Constant current charging

Constant current charging

In the charging process, the charging method with constant charging current from beginning to end is called constant current charging.

Constant current charging can make the battery charge a certain amount of electricity quickly, which belongs to compulsory charging. This method is often used in battery supplementary charging, especially in small batteries with good heat dissipation conditions.

Figure 1 shows a set of curves measured under constant current charging conditions. The following analyzes the changes in the battery at each stage of charging.

In the initial stage of charging, the terminal voltage rises rapidly in the 0-A stage, which is due to the PbSO4 → PBO on the negative electrode and PbSO4 → PbO2 on the positive electrode during charging. These two transformations increase the acid concentration between the pores of the electrode plate and cause concentration polarization; At the same time, both resistance polarization and electrochemical polarization increase, which makes the electromotive force of the battery continue to increase, and the dynamic internal resistance of the battery also increases. Because in the formula, u is the charging voltage; Is the electromotive force of the battery; I is the charging current; R is the internal resistance of the battery.

So when charging, u rises. This is the internal condition of the battery corresponding to the curve of section 0-a.

In the A-B segment, the terminal voltage of the battery changes gently. During this period, since the diffusion rate of acid and its ions has been balanced with the rate of acid concentration, only one term has been added to the above voltage expression.

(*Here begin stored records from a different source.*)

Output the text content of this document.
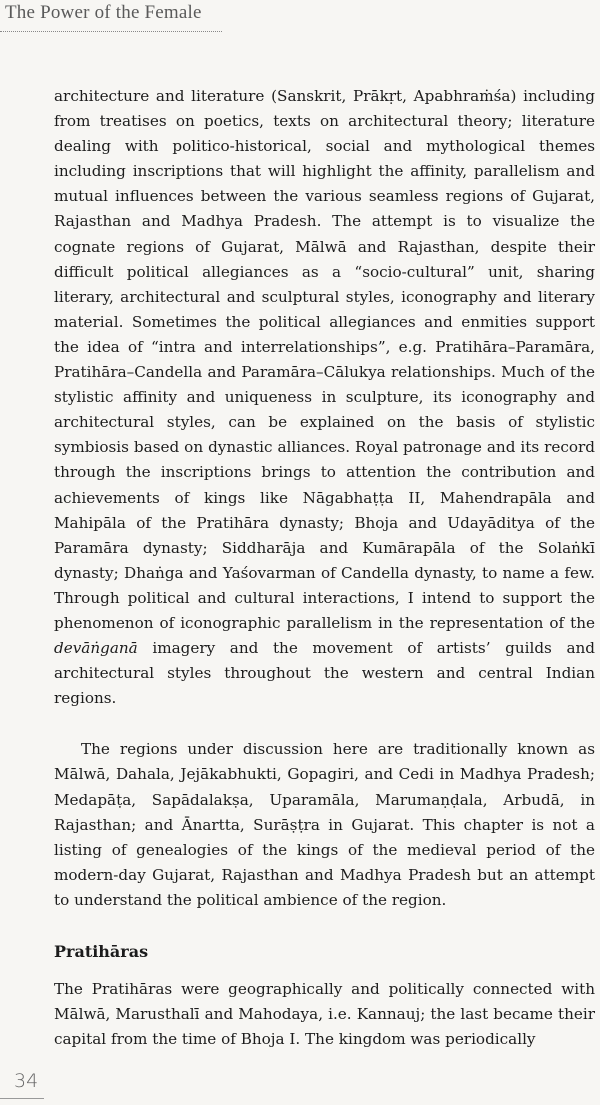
The Power of the Female

architecture and literature (Sanskrit, Prākṛt, Apabhraṁśa) including from treatises on poetics, texts on architectural theory; literature dealing with politico-historical, social and mythological themes including inscriptions that will highlight the affinity, parallelism and mutual influences between the various seamless regions of Gujarat, Rajasthan and Madhya Pradesh. The attempt is to visualize the cognate regions of Gujarat, Mālwā and Rajasthan, despite their difficult political allegiances as a “socio-cultural” unit, sharing literary, architectural and sculptural styles, iconography and literary material. Sometimes the political allegiances and enmities support the idea of “intra and interrelationships”, e.g. Pratihāra–Paramāra, Pratihāra–Candella and Paramāra–Cālukya relationships. Much of the stylistic affinity and uniqueness in sculpture, its iconography and architectural styles, can be explained on the basis of stylistic symbiosis based on dynastic alliances. Royal patronage and its record through the inscriptions brings to attention the contribution and achievements of kings like Nāgabhaṭṭa II, Mahendrapāla and Mahipāla of the Pratihāra dynasty; Bhoja and Udayāditya of the Paramāra dynasty; Siddharāja and Kumārapāla of the Solaṅkī dynasty; Dhaṅga and Yaśovarman of Candella dynasty, to name a few. Through political and cultural interactions, I intend to support the phenomenon of iconographic parallelism in the representation of the devāṅganā imagery and the movement of artists’ guilds and architectural styles throughout the western and central Indian regions.

The regions under discussion here are traditionally known as Mālwā, Dahala, Jejākabhukti, Gopagiri, and Cedi in Madhya Pradesh; Medapāṭa, Sapādalakṣa, Uparamāla, Marumaṇḍala, Arbudā, in Rajasthan; and Ānartta, Surāṣṭra in Gujarat. This chapter is not a listing of genealogies of the kings of the medieval period of the modern-day Gujarat, Rajasthan and Madhya Pradesh but an attempt to understand the political ambience of the region.

Pratihāras

The Pratihāras were geographically and politically connected with Mālwā, Marusthalī and Mahodaya, i.e. Kannauj; the last became their capital from the time of Bhoja I. The kingdom was periodically

34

In section B-C, at 6 o’clock, most of PbSO4 on the electrode plate has been transformed into Pb and PbO2. At this time, the terminal voltage of the battery has risen to about 2.3V, and the decomposition of water begins to become obvious, and many bubbles escape from the two poles. Due to the different proportion of active substances in the positive and negative plates, the sequence of gases produced by the positive and negative plates is different. In ordinary batteries, the positive active material is less than the negative, so gas is first produced on the positive. In sealed batteries, in order to produce as little H2 as possible, the negative active material is larger than the positive active material. When an ordinary battery is vented, O2 is generated on the positive plate and H2 twice the volume is generated on the negative plate.

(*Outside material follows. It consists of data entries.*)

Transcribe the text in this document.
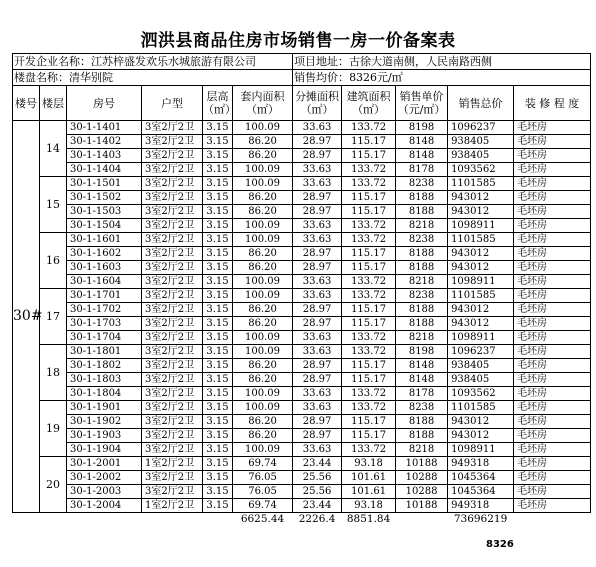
泗洪县商品住房市场销售一房一价备案表
开发企业名称：江苏梓盛发欢乐水城旅游有限公司						项目地址：古徐大道南侧，人民南路西侧				
楼盘名称：清华别院						销售均价：8326元/㎡				
楼号	楼层	房号	户型	层高（㎡）	套内面积（㎡）	分摊面积（㎡）	建筑面积（㎡）	销售单价（元/㎡）	销售总价	装 修 程 度
30#	14	30-1-1401	3室2厅2卫	3.15	100.09	33.63	133.72	8198	1096237	毛坯房
		30-1-1402	3室2厅2卫	3.15	86.20	28.97	115.17	8148	938405	毛坯房
		30-1-1403	3室2厅2卫	3.15	86.20	28.97	115.17	8148	938405	毛坯房
		30-1-1404	3室2厅2卫	3.15	100.09	33.63	133.72	8178	1093562	毛坯房
	15	30-1-1501	3室2厅2卫	3.15	100.09	33.63	133.72	8238	1101585	毛坯房
		30-1-1502	3室2厅2卫	3.15	86.20	28.97	115.17	8188	943012	毛坯房
		30-1-1503	3室2厅2卫	3.15	86.20	28.97	115.17	8188	943012	毛坯房
		30-1-1504	3室2厅2卫	3.15	100.09	33.63	133.72	8218	1098911	毛坯房
	16	30-1-1601	3室2厅2卫	3.15	100.09	33.63	133.72	8238	1101585	毛坯房
		30-1-1602	3室2厅2卫	3.15	86.20	28.97	115.17	8188	943012	毛坯房
		30-1-1603	3室2厅2卫	3.15	86.20	28.97	115.17	8188	943012	毛坯房
		30-1-1604	3室2厅2卫	3.15	100.09	33.63	133.72	8218	1098911	毛坯房
	17	30-1-1701	3室2厅2卫	3.15	100.09	33.63	133.72	8238	1101585	毛坯房
		30-1-1702	3室2厅2卫	3.15	86.20	28.97	115.17	8188	943012	毛坯房
		30-1-1703	3室2厅2卫	3.15	86.20	28.97	115.17	8188	943012	毛坯房
		30-1-1704	3室2厅2卫	3.15	100.09	33.63	133.72	8218	1098911	毛坯房
	18	30-1-1801	3室2厅2卫	3.15	100.09	33.63	133.72	8198	1096237	毛坯房
		30-1-1802	3室2厅2卫	3.15	86.20	28.97	115.17	8148	938405	毛坯房
		30-1-1803	3室2厅2卫	3.15	86.20	28.97	115.17	8148	938405	毛坯房
		30-1-1804	3室2厅2卫	3.15	100.09	33.63	133.72	8178	1093562	毛坯房
	19	30-1-1901	3室2厅2卫	3.15	100.09	33.63	133.72	8238	1101585	毛坯房
		30-1-1902	3室2厅2卫	3.15	86.20	28.97	115.17	8188	943012	毛坯房
		30-1-1903	3室2厅2卫	3.15	86.20	28.97	115.17	8188	943012	毛坯房
		30-1-1904	3室2厅2卫	3.15	100.09	33.63	133.72	8218	1098911	毛坯房
	20	30-1-2001	1室2厅2卫	3.15	69.74	23.44	93.18	10188	949318	毛坯房
		30-1-2002	3室2厅2卫	3.15	76.05	25.56	101.61	10288	1045364	毛坯房
		30-1-2003	3室2厅2卫	3.15	76.05	25.56	101.61	10288	1045364	毛坯房
		30-1-2004	1室2厅2卫	3.15	69.74	23.44	93.18	10188	949318	毛坯房
					6625.44	2226.4	8851.84		73696219	
8326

The positive plate is surrounded by new ecosystem 02, and the negative plate is surrounded by H2. Both gases are non-conductive substances. The wrapping of the gas reduces the conductive area of the electrode plate, which increases the internal resistance of the battery. Therefore, under the condition of constant current charging, the terminal voltage of the battery rises sharply again, up to about 2.6V.

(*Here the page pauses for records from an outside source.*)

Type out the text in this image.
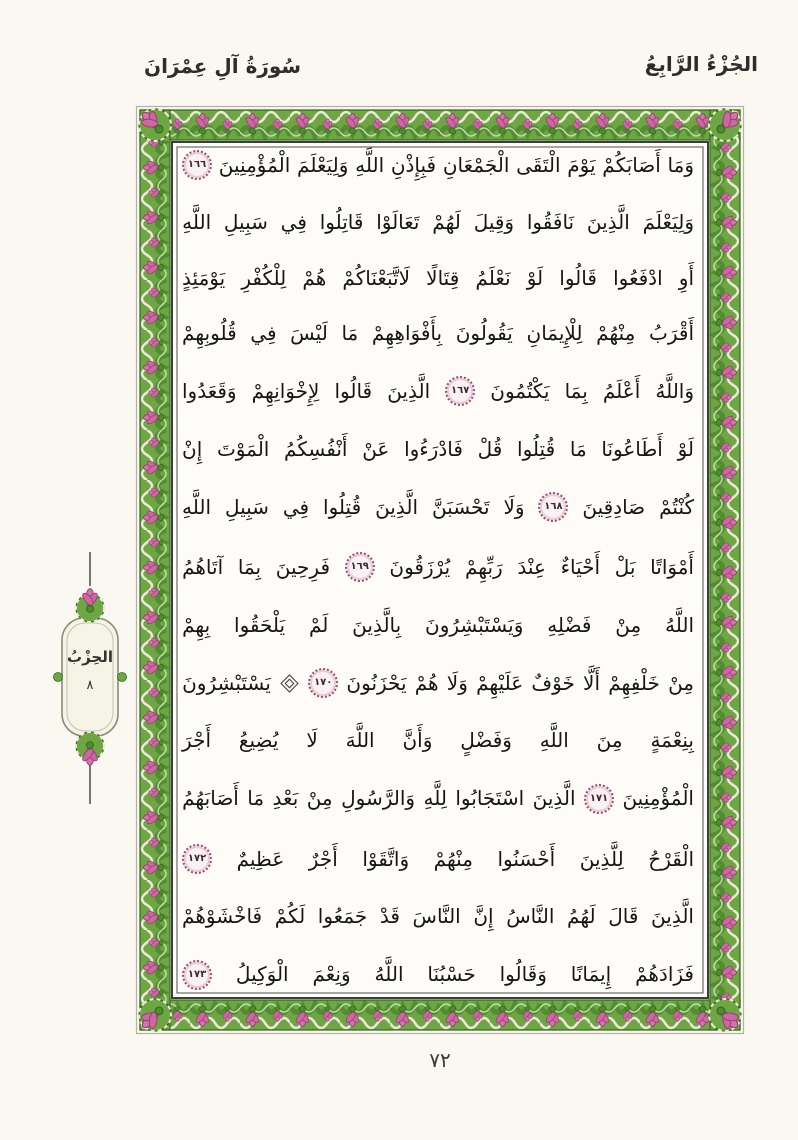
الجُزْءُ الرَّابِعُ
سُورَةُ آلِ عِمْرَانَ
وَمَا
أَصَابَكُمْ
يَوْمَ
الْتَقَى
الْجَمْعَانِ
فَبِإِذْنِ
اللَّهِ
وَلِيَعْلَمَ
الْمُؤْمِنِينَ
١٦٦
وَلِيَعْلَمَ
الَّذِينَ
نَافَقُوا
وَقِيلَ
لَهُمْ
تَعَالَوْا
قَاتِلُوا
فِي
سَبِيلِ
اللَّهِ
أَوِ
ادْفَعُوا
قَالُوا
لَوْ
نَعْلَمُ
قِتَالًا
لَاتَّبَعْنَاكُمْ
هُمْ
لِلْكُفْرِ
يَوْمَئِذٍ
أَقْرَبُ
مِنْهُمْ
لِلْإِيمَانِ
يَقُولُونَ
بِأَفْوَاهِهِمْ
مَا
لَيْسَ
فِي
قُلُوبِهِمْ
وَاللَّهُ
أَعْلَمُ
بِمَا
يَكْتُمُونَ
١٦٧
الَّذِينَ
قَالُوا
لِإِخْوَانِهِمْ
وَقَعَدُوا
لَوْ
أَطَاعُونَا
مَا
قُتِلُوا
قُلْ
فَادْرَءُوا
عَنْ
أَنْفُسِكُمُ
الْمَوْتَ
إِنْ
كُنْتُمْ
صَادِقِينَ
١٦٨
وَلَا
تَحْسَبَنَّ
الَّذِينَ
قُتِلُوا
فِي
سَبِيلِ
اللَّهِ
أَمْوَاتًا
بَلْ
أَحْيَاءٌ
عِنْدَ
رَبِّهِمْ
يُرْزَقُونَ
١٦٩
فَرِحِينَ
بِمَا
آتَاهُمُ
اللَّهُ
مِنْ
فَضْلِهِ
وَيَسْتَبْشِرُونَ
بِالَّذِينَ
لَمْ
يَلْحَقُوا
بِهِمْ
مِنْ
خَلْفِهِمْ
أَلَّا
خَوْفٌ
عَلَيْهِمْ
وَلَا
هُمْ
يَحْزَنُونَ
١٧٠
يَسْتَبْشِرُونَ
بِنِعْمَةٍ
مِنَ
اللَّهِ
وَفَضْلٍ
وَأَنَّ
اللَّهَ
لَا
يُضِيعُ
أَجْرَ
الْمُؤْمِنِينَ
١٧١
الَّذِينَ
اسْتَجَابُوا
لِلَّهِ
وَالرَّسُولِ
مِنْ
بَعْدِ
مَا
أَصَابَهُمُ
الْقَرْحُ
لِلَّذِينَ
أَحْسَنُوا
مِنْهُمْ
وَاتَّقَوْا
أَجْرٌ
عَظِيمٌ
١٧٢
الَّذِينَ
قَالَ
لَهُمُ
النَّاسُ
إِنَّ
النَّاسَ
قَدْ
جَمَعُوا
لَكُمْ
فَاخْشَوْهُمْ
فَزَادَهُمْ
إِيمَانًا
وَقَالُوا
حَسْبُنَا
اللَّهُ
وَنِعْمَ
الْوَكِيلُ
١٧٣
الحِزْبُ
٨
٧٢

In the C-D section, when the voltage rises to 2.6V, if you continue to charge, because the electrochemical conversion of active substances has been completed, the charged power is basically consumed in the decomposition of water, so the terminal voltage will no longer rise. At this time, the battery temperature rises faster. After stopping charging, the terminal voltage of the battery immediately drops below 2.2V within 10s, and the terminal voltage is equivalent to the electromotive force of the battery.

With the diffusion of acid in the pores, the high potential caused by concentration polarization gradually decreases and finally stabilizes at about 2.1V. In the 0-a-b stage of constant current charging, the conversion rate of charging current is very high, up to more than 90%. At this time, almost all the charged electricity is converted into chemical energy and stored in the battery, and the battery temperature rise is low. But after point B, the charging efficiency drops sharply. In some charging processes, the constant current method is adopted before the battery terminal voltage reaches 2.3V during charging. This is the first stage of the three-level charging procedure.

The design working points of starting batteries on motor vehicles are all around point B. Working under the working conditions of more than 6 points, the battery life will be significantly shortened.